The only difference between an extraordinary life and an ordinary one is the extraordinary pleasures you find in ordinary things – Veronique Vienne.
It seems to me that the key to that quote from Veronique Vienne is the word “find”. It is an action word that assumes that one is not sitting there waiting for things, and the associated pleasures, to come to them; it says that some overt effort is being made to seek out those pleasures.
The opening quote is really a variation on the old saw, “Stop and smell the roses.” It is stopping and making the effort to discover the extraordinary that is to be found in all things that brings the pleasure to life. While it is pleasurable to enjoy things like roses or great works of man or even other species of living things; I would submit that the saying might be much more meaningful and rewarding if it were phrased, “Stop and meet the people.”
It is in meeting other people that we have our most profound experiences of the extraordinary, because we can relate to their life experiences as if they were our own. We can imagine ourselves living their stories. It is really impossible to imagine yourself as a fish or maybe even living as a lion or elephant; but, one can imagine the life of the fisherman or living in Africa alongside the animals through the stories of other humans who live those lives. One only hears stories like those and imagines those extraordinary adventures if one makes the effort to stop and meet the people.

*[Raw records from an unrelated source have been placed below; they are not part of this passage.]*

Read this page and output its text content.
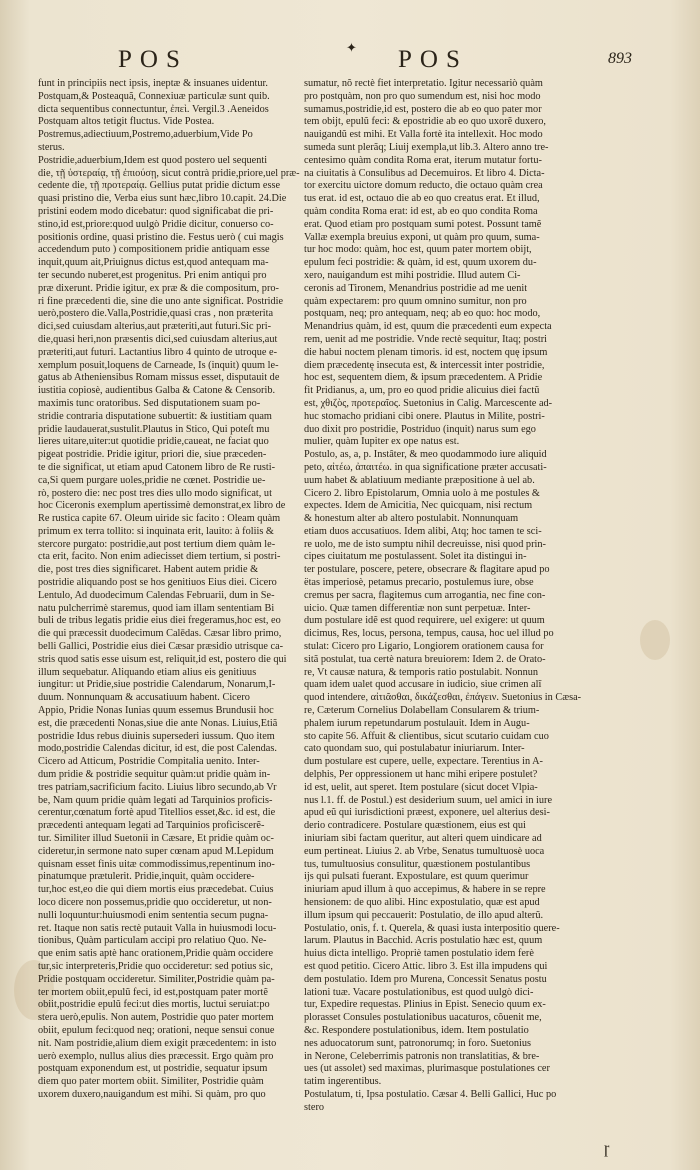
POS	✦ POS	893
funt in principiis nect ipsis, ineptæ & insuanes uidentur.
Postquam,& Posteaquã, Connexiuæ particulæ sunt quib.
dicta sequentibus connectuntur, ἐπεὶ. Vergil.3 .Aeneidos
Postquam altos tetigit fluctus. Vide Postea.
Postremus,adiectiuum,Postremo,aduerbium,Vide Po
sterus.
Postridie,aduerbium,Idem est quod postero uel sequenti
die, τῇ ὑστεραίᾳ, τῇ ἐπιούσῃ, sicut contrà pridie,priore,uel præ-
cedente die, τῇ προτεραίᾳ. Gellius putat pridie dictum esse
quasi pristino die, Verba eius sunt hæc,libro 10.capit. 24.Die
pristini eodem modo dicebatur: quod significabat die pri-
stino,id est,priore:quod uulgò Pridie dicitur, conuerso co-
positionis ordine, quasi pristino die. Festus uerò ( cui magis
accedendum puto ) compositionem pridie antiquam esse
inquit,quum ait,Priuignus dictus est,quod antequam ma-
ter secundo nuberet,est progenitus. Pri enim antiqui pro
præ dixerunt. Pridie igitur, ex præ & die compositum, pro-
ri fine præcedenti die, sine die uno ante significat. Postridie
uerò,postero die.Valla,Postridie,quasi cras , non præterita
dici,sed cuiusdam alterius,aut præteriti,aut futuri.Sic pri-
die,quasi heri,non præsentis dici,sed cuiusdam alterius,aut
præteriti,aut futuri. Lactantius libro 4 quinto de utroque e-
xemplum posuit,loquens de Carneade, Is (inquit) quum le-
gatus ab Atheniensibus Romam missus esset, disputauit de
iustitia copiosè, audientibus Galba & Catone & Censorib.
maximis tunc oratoribus. Sed disputationem suam po-
stridie contraria disputatione subuertit: & iustitiam quam
pridie laudauerat,sustulit.Plautus in Stico, Qui poteſt mu
lieres uitare,uiter:ut quotidie pridie,caueat, ne faciat quo
pigeat postridie. Pridie igitur, priori die, siue præceden-
te die significat, ut etiam apud Catonem libro de Re rusti-
ca,Si quem purgare uoles,pridie ne cœnet. Postridie ue-
rò, postero die: nec post tres dies ullo modo significat, ut
hoc Ciceronis exemplum apertissimè demonstrat,ex libro de
Re rustica capite 67. Oleum uiride sic facito : Oleam quàm
primum ex terra tollito: si inquinata erit, lauito: à foliis &
stercore purgato: postridie,aut post tertium diem quàm le-
cta erit, facito. Non enim adiecisset diem tertium, si postri-
die, post tres dies significaret. Habent autem pridie &
postridie aliquando post se hos genitiuos Eius diei. Cicero
Lentulo, Ad duodecimum Calendas Februarii, dum in Se-
natu pulcherrimè staremus, quod iam illam sententiam Bi
buli de tribus legatis pridie eius diei fregeramus,hoc est, eo
die qui præcessit duodecimum Calēdas. Cæsar libro primo,
belli Gallici, Postridie eius diei Cæsar præsidio utrisque ca-
stris quod satis esse uisum est, reliquit,id est, postero die qui
illum sequebatur. Aliquando etiam alius eis genitiuus
iungitur: ut Pridie,siue postridie Calendarum, Nonarum,I-
duum. Nonnunquam & accusatiuum habent. Cicero
Appio, Pridie Nonas Iunias quum essemus Brundusii hoc
est, die præcedenti Nonas,siue die ante Nonas. Liuius,Etiã
postridie Idus rebus diuinis supersederi iussum. Quo item
modo,postridie Calendas dicitur, id est, die post Calendas.
Cicero ad Atticum, Postridie Compitalia uenito. Inter-
dum pridie & postridie sequitur quàm:ut pridie quàm in-
tres patriam,sacrificium facito. Liuius libro secundo,ab Vr
be, Nam quum pridie quàm legati ad Tarquinios proficis-
cerentur,cœnatum fortè apud Titellios esset,&c. id est, die
præcedenti antequam legati ad Tarquinios proficiscerẽ-
tur. Similiter illud Suetonii in Cæsare, Et pridie quàm oc-
cideretur,in sermone nato super cœnam apud M.Lepidum
quisnam esset finis uitæ commodissimus,repentinum ino-
pinatumque prætulerit. Pridie,inquit, quàm occidere-
tur,hoc est,eo die qui diem mortis eius præcedebat. Cuius
loco dicere non possemus,pridie quo occideretur, ut non-
nulli loquuntur:huiusmodi enim sententia secum pugna-
ret. Itaque non satis rectè putauit Valla in huiusmodi locu-
tionibus, Quàm particulam accipi pro relatiuo Quo. Ne-
que enim satis aptè hanc orationem,Pridie quàm occidere
tur,sic interpreteris,Pridie quo occideretur: sed potius sic,
Pridie postquam occideretur. Similiter,Postridie quàm pa-
ter mortem obiit,epulũ feci, id est,postquam pater mortẽ
obiit,postridie epulũ feci:ut dies mortis, luctui seruiat:po
stera uerò,epulis. Non autem, Postridie quo pater mortem
obiit, epulum feci:quod neq; orationi, neque sensui conue
nit. Nam postridie,alium diem exigit præcedentem: in isto
uerò exemplo, nullus alius dies præcessit. Ergo quàm pro
postquam exponendum est, ut postridie, sequatur ipsum
diem quo pater mortem obiit. Similiter, Postridie quàm
uxorem duxero,nauigandum est mihi. Si quàm, pro quo
sumatur, nõ rectè fiet interpretatio. Igitur necessariò quàm
pro postquàm, non pro quo sumendum est, nisi hoc modo
sumamus,postridie,id est, postero die ab eo quo pater mor
tem obijt, epulũ feci: & epostridie ab eo quo uxorẽ duxero,
nauigandũ est mihi. Et Valla fortè ita intellexit. Hoc modo
sumeda sunt plerãq; Liuij exempla,ut lib.3. Altero anno tre-
centesimo quàm condita Roma erat, iterum mutatur fortu-
na ciuitatis à Consulibus ad Decemuiros. Et libro 4. Dicta-
tor exercitu uictore domum reducto, die octauo quàm crea
tus erat. id est, octauo die ab eo quo creatus erat. Et illud,
quàm condita Roma erat: id est, ab eo quo condita Roma
erat. Quod etiam pro postquam sumi potest. Possunt tamẽ
Vallæ exempla breuius exponi, ut quàm pro quum, suma-
tur hoc modo: quàm, hoc est, quum pater mortem obijt,
epulum feci postridie: & quàm, id est, quum uxorem du-
xero, nauigandum est mihi postridie. Illud autem Ci-
ceronis ad Tironem, Menandrius postridie ad me uenit
quàm expectarem: pro quum omnino sumitur, non pro
postquam, neq; pro antequam, neq; ab eo quo: hoc modo,
Menandrius quàm, id est, quum die præcedenti eum expecta
rem, uenit ad me postridie. Vnde rectè sequitur, Itaq; postri
die habui noctem plenam timoris. id est, noctem quę ipsum
diem præcedentę insecuta est, & intercessit inter postridie,
hoc est, sequentem diem, & ipsum præcedentem. A Pridie
fit Pridianus, a, um, pro eo quod pridie alicuius diei factũ
est, χθιζὸς, προτεραῖος. Suetonius in Calig. Marcescente ad-
huc stomacho pridiani cibi onere. Plautus in Milite, postri-
duo dixit pro postridie, Postriduo (inquit) narus sum ego
mulier, quàm Iupiter ex ope natus est.
Postulo, as, a, p. Instâter, & meo quodammodo iure aliquid
peto, αἰτέω, ἀπαιτέω. in qua significatione præter accusati-
uum habet & ablatiuum mediante præpositione à uel ab.
Cicero 2. libro Epistolarum, Omnia uolo à me postules &
expectes. Idem de Amicitia, Nec quicquam, nisi rectum
& honestum alter ab altero postulabit. Nonnunquam
etiam duos accusatiuos. Idem alibi, Atq; hoc tamen te sci-
re uolo, me de isto sumptu nihil decreuisse, nisi quod prin-
cipes ciuitatum me postulassent. Solet ita distingui in-
ter postulare, poscere, petere, obsecrare & flagitare apud po
ëtas imperiosè, petamus precario, postulemus iure, obse
cremus per sacra, flagitemus cum arrogantia, nec fine con-
uicio. Quæ tamen differentiæ non sunt perpetuæ. Inter-
dum postulare idẽ est quod requirere, uel exigere: ut quum
dicimus, Res, locus, persona, tempus, causa, hoc uel illud po
stulat: Cicero pro Ligario, Longiorem orationem causa for
sitã postulat, tua certè natura breuiorem: Idem 2. de Orato-
re, Vt causæ natura, & temporis ratio postulabit. Nonnun
quam idem ualet quod accusare in iudicio, siue crimen alĩ
quod intendere, αἰτιᾶσθαι, δικάζεσθαι, ἐπάγειν. Suetonius in Cæsa-
re, Cæterum Cornelius Dolabellam Consularem & trium-
phalem iurum repetundarum postulauit. Idem in Augu-
sto capite 56. Affuit & clientibus, sicut scutario cuidam cuo
cato quondam suo, qui postulabatur iniuriarum. Inter-
dum postulare est cupere, uelle, expectare. Terentius in A-
delphis, Per oppressionem ut hanc mihi eripere postulet?
id est, uelit, aut speret. Item postulare (sicut docet Vlpia-
nus l.1. ff. de Postul.) est desiderium suum, uel amici in iure
apud eũ qui iurisdictioni præest, exponere, uel alterius desi-
derio contradicere. Postulare quæstionem, eius est qui
iniuriam sibi factam queritur, aut alteri quem uindicare ad
eum pertineat. Liuius 2. ab Vrbe, Senatus tumultuosè uoca
tus, tumultuosius consulitur, quæstionem postulantibus
ijs qui pulsati fuerant. Expostulare, est quum querimur
iniuriam apud illum à quo accepimus, & habere in se repre
hensionem: de quo alibi. Hinc expostulatio, quæ est apud
illum ipsum qui peccauerit: Postulatio, de illo apud alterũ.
Postulatio, onis, f. t. Querela, & quasi iusta interpositio quere-
larum. Plautus in Bacchid. Acris postulatio hæc est, quum
huius dicta intelligo. Propriè tamen postulatio idem ferè
est quod petitio. Cicero Attic. libro 3. Est illa impudens qui
dem postulatio. Idem pro Murena, Concessit Senatus postu
lationi tuæ. Vacare postulationibus, est quod uulgò dici-
tur, Expedire requestas. Plinius in Epist. Senecio quum ex-
plorasset Consules postulationibus uacaturos, cõuenit me,
&c. Respondere postulationibus, idem. Item postulatio
nes aduocatorum sunt, patronorumq; in foro. Suetonius
in Nerone, Celeberrimis patronis non translatitias, & bre-
ues (ut assolet) sed maximas, plurimasque postulationes cer
tatim ingerentibus.
Postulatum, ti, Ipsa postulatio. Cæsar 4. Belli Gallici, Huc po
stero
ɼ
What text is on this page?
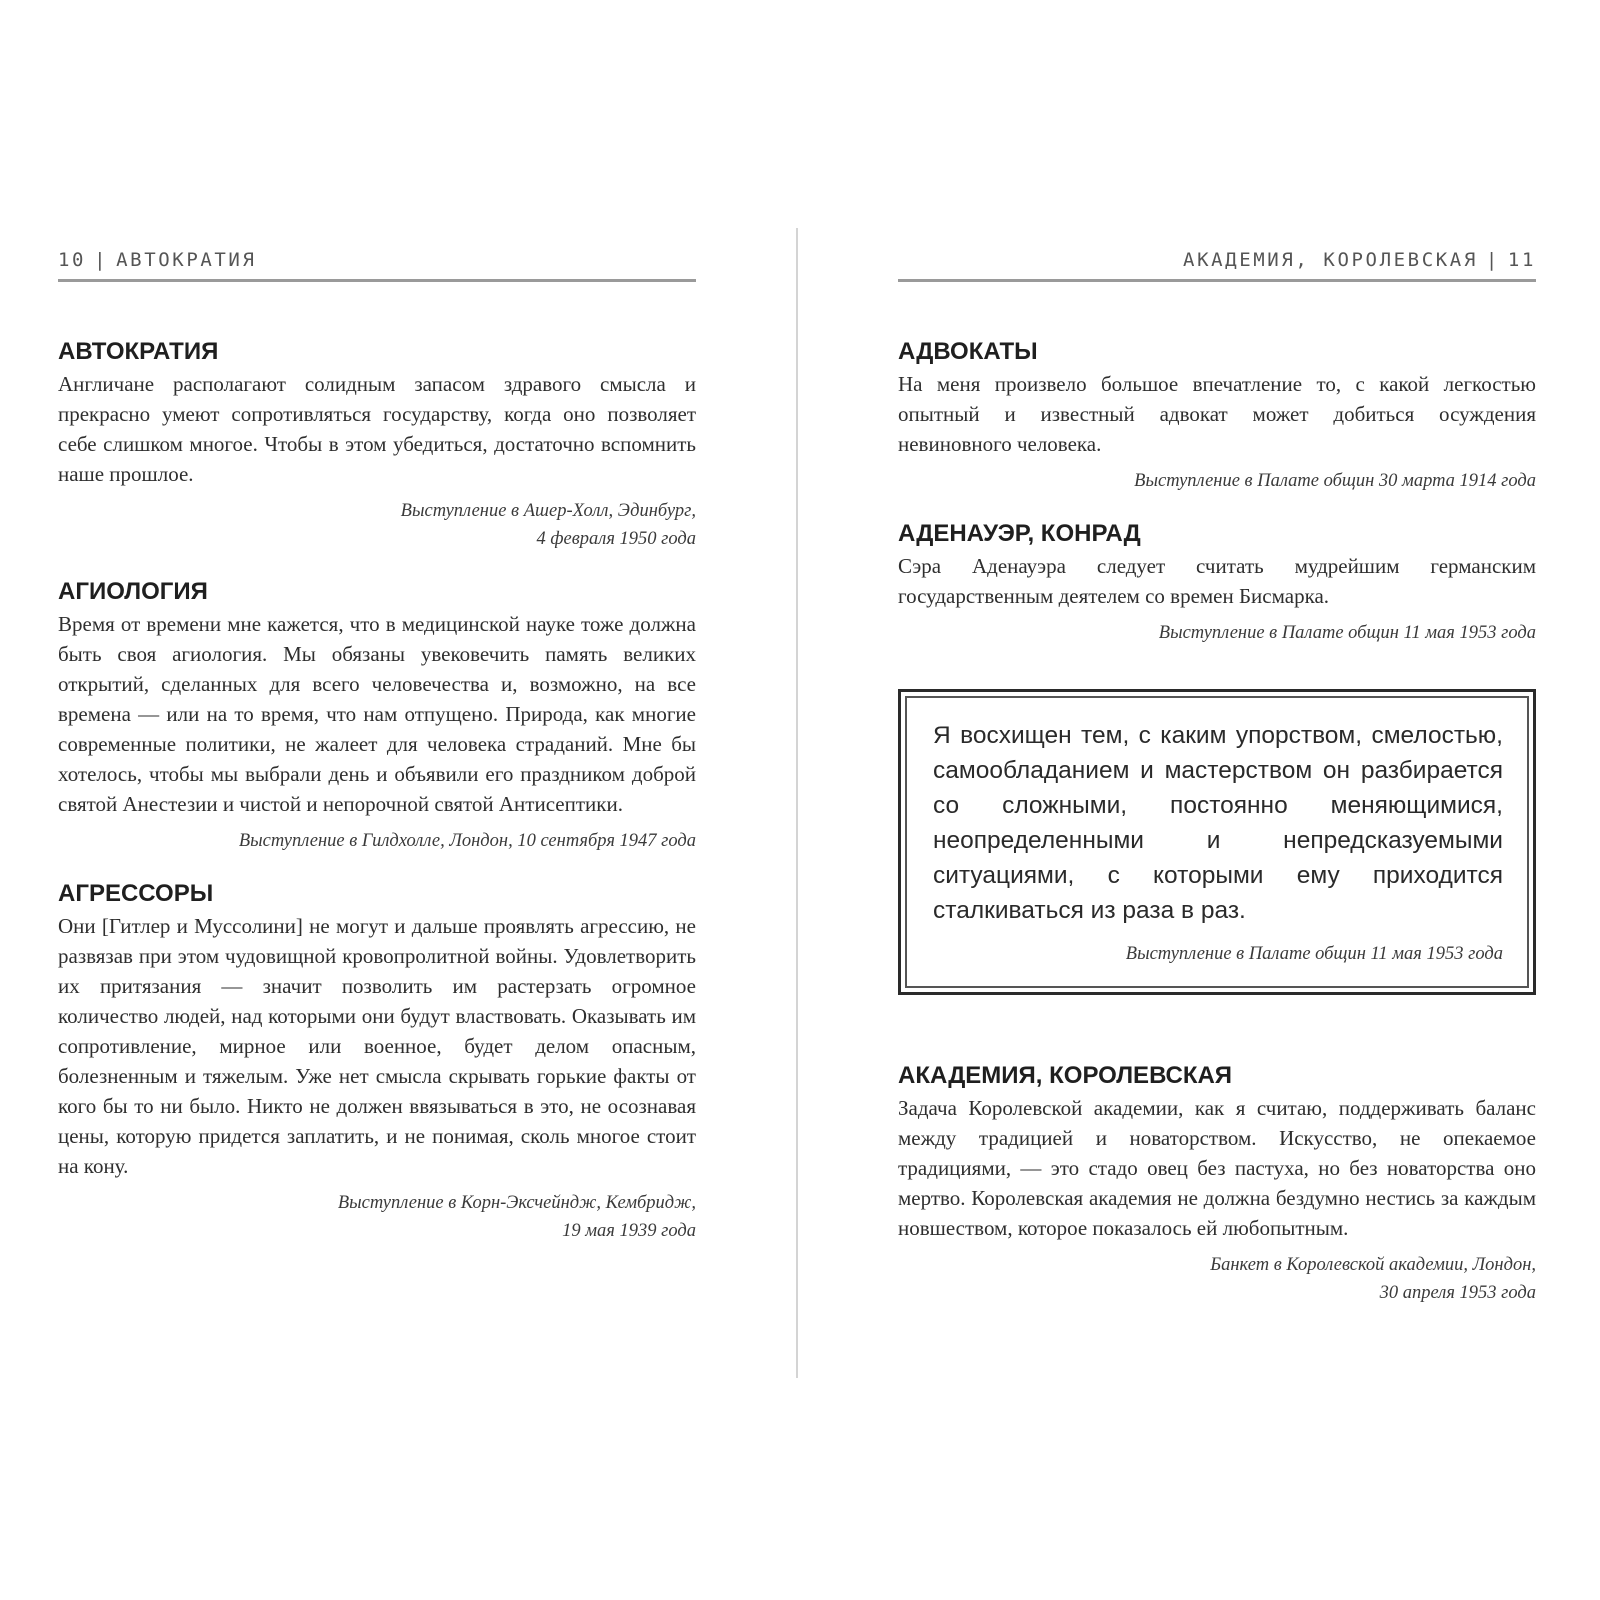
10 | АВТОКРАТИЯ
АВТОКРАТИЯ

Англичане располагают солидным запасом здравого смысла и прекрасно умеют сопротивляться государству, когда оно позволяет себе слишком многое. Чтобы в этом убедиться, достаточно вспомнить наше прошлое.

Выступление в Ашер-Холл, Эдинбург,
4 февраля 1950 года

АГИОЛОГИЯ

Время от времени мне кажется, что в медицинской науке тоже должна быть своя агиология. Мы обязаны увековечить память великих открытий, сделанных для всего человечества и, возможно, на все времена — или на то время, что нам отпущено. Природа, как многие современные политики, не жалеет для человека страданий. Мне бы хотелось, чтобы мы выбрали день и объявили его праздником доброй святой Анестезии и чистой и непорочной святой Антисептики.

Выступление в Гилдхолле, Лондон, 10 сентября 1947 года

АГРЕССОРЫ

Они [Гитлер и Муссолини] не могут и дальше проявлять агрессию, не развязав при этом чудовищной кровопролитной войны. Удовлетворить их притязания — значит позволить им растерзать огромное количество людей, над которыми они будут властвовать. Оказывать им сопротивление, мирное или военное, будет делом опасным, болезненным и тяжелым. Уже нет смысла скрывать горькие факты от кого бы то ни было. Никто не должен ввязываться в это, не осознавая цены, которую придется заплатить, и не понимая, сколь многое стоит на кону.

Выступление в Корн-Эксчейндж, Кембридж,
19 мая 1939 года

АКАДЕМИЯ, КОРОЛЕВСКАЯ | 11
АДВОКАТЫ

На меня произвело большое впечатление то, с какой легкостью опытный и известный адвокат может добиться осуждения невиновного человека.

Выступление в Палате общин 30 марта 1914 года

АДЕНАУЭР, КОНРАД

Сэра Аденауэра следует считать мудрейшим германским государственным деятелем со времен Бисмарка.

Выступление в Палате общин 11 мая 1953 года

Я восхищен тем, с каким упорством, смелостью, самообладанием и мастерством он разбирается со сложными, постоянно меняющимися, неопределенными и непредсказуемыми ситуациями, с которыми ему приходится сталкиваться из раза в раз.

Выступление в Палате общин 11 мая 1953 года

АКАДЕМИЯ, КОРОЛЕВСКАЯ

Задача Королевской академии, как я считаю, поддерживать баланс между традицией и новаторством. Искусство, не опекаемое традициями, — это стадо овец без пастуха, но без новаторства оно мертво. Королевская академия не должна бездумно нестись за каждым новшеством, которое показалось ей любопытным.

Банкет в Королевской академии, Лондон,
30 апреля 1953 года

There was an old late 50’s and early 60’s TV show called Naked City and it’s closing tag line was something like, “there are a million stories in the Naked City and this has been one of them.” There are billions of people on earth and millions within this country and every one of them has a story, some of them quite extraordinary. Each of those stories allows us to escape the capsule of personal experiences that we live within and imagine new and different experiences, many of them extraordinary indeed.
Imagine meeting a refuge family from Iraq that just moved into your town. As you talk with them about their experiences you are whisked away in your mind to Aleppo, huddled in a bomb shelter or just taking cover under some rubble, with bombs dropping all around you. After the bombing has stopped, you are amazed to see children emerge and start kicking around a ball made of wadded up paper and tape; improvising a game of soccer in the midst of this chaos. How extraordinary is that?
Perhaps you meet an immigrant from an impoverished African country and you suddenly find yourself imagining walking across vast stretches of the plains and desserts in search of food and shelter. In their stories you experience living in the squalor of a refugee camp while awaiting your turn to apply for safety in another country and then the wonder and amazement, along with the fears and uncertainties, of coming to a country where there is food and shelter for all in need, but where you don’t understand the language or customs. What an extraordinary journey.
Maybe your travels bring you in contact with Native Americans and they share stories of their heritage and traditions. Perhaps you stop and take the time to talk with an African American who is protesting that black lives matter. You might encounter a member of the GLBTQ community and turn towards them to learn, instead of away from them to shun. It could be that just finding time to share your thoughts with a loved one – your hopes and fears, dreams and disappointments – is an extraordinary experience for you. Make the effort.
In each of these encounters there are people to meet, stories to be listened to and things to be learned. So, stop and meet the people and fill your life with the extraordinary pleasures found in sharing life experiences with others. Making that effort will certainly result in expanding your thinking and may even make you a better person for having listened to, and hopefully considered, that other persons point of view.
Stop and meet the people today and you will have an extraordinary life.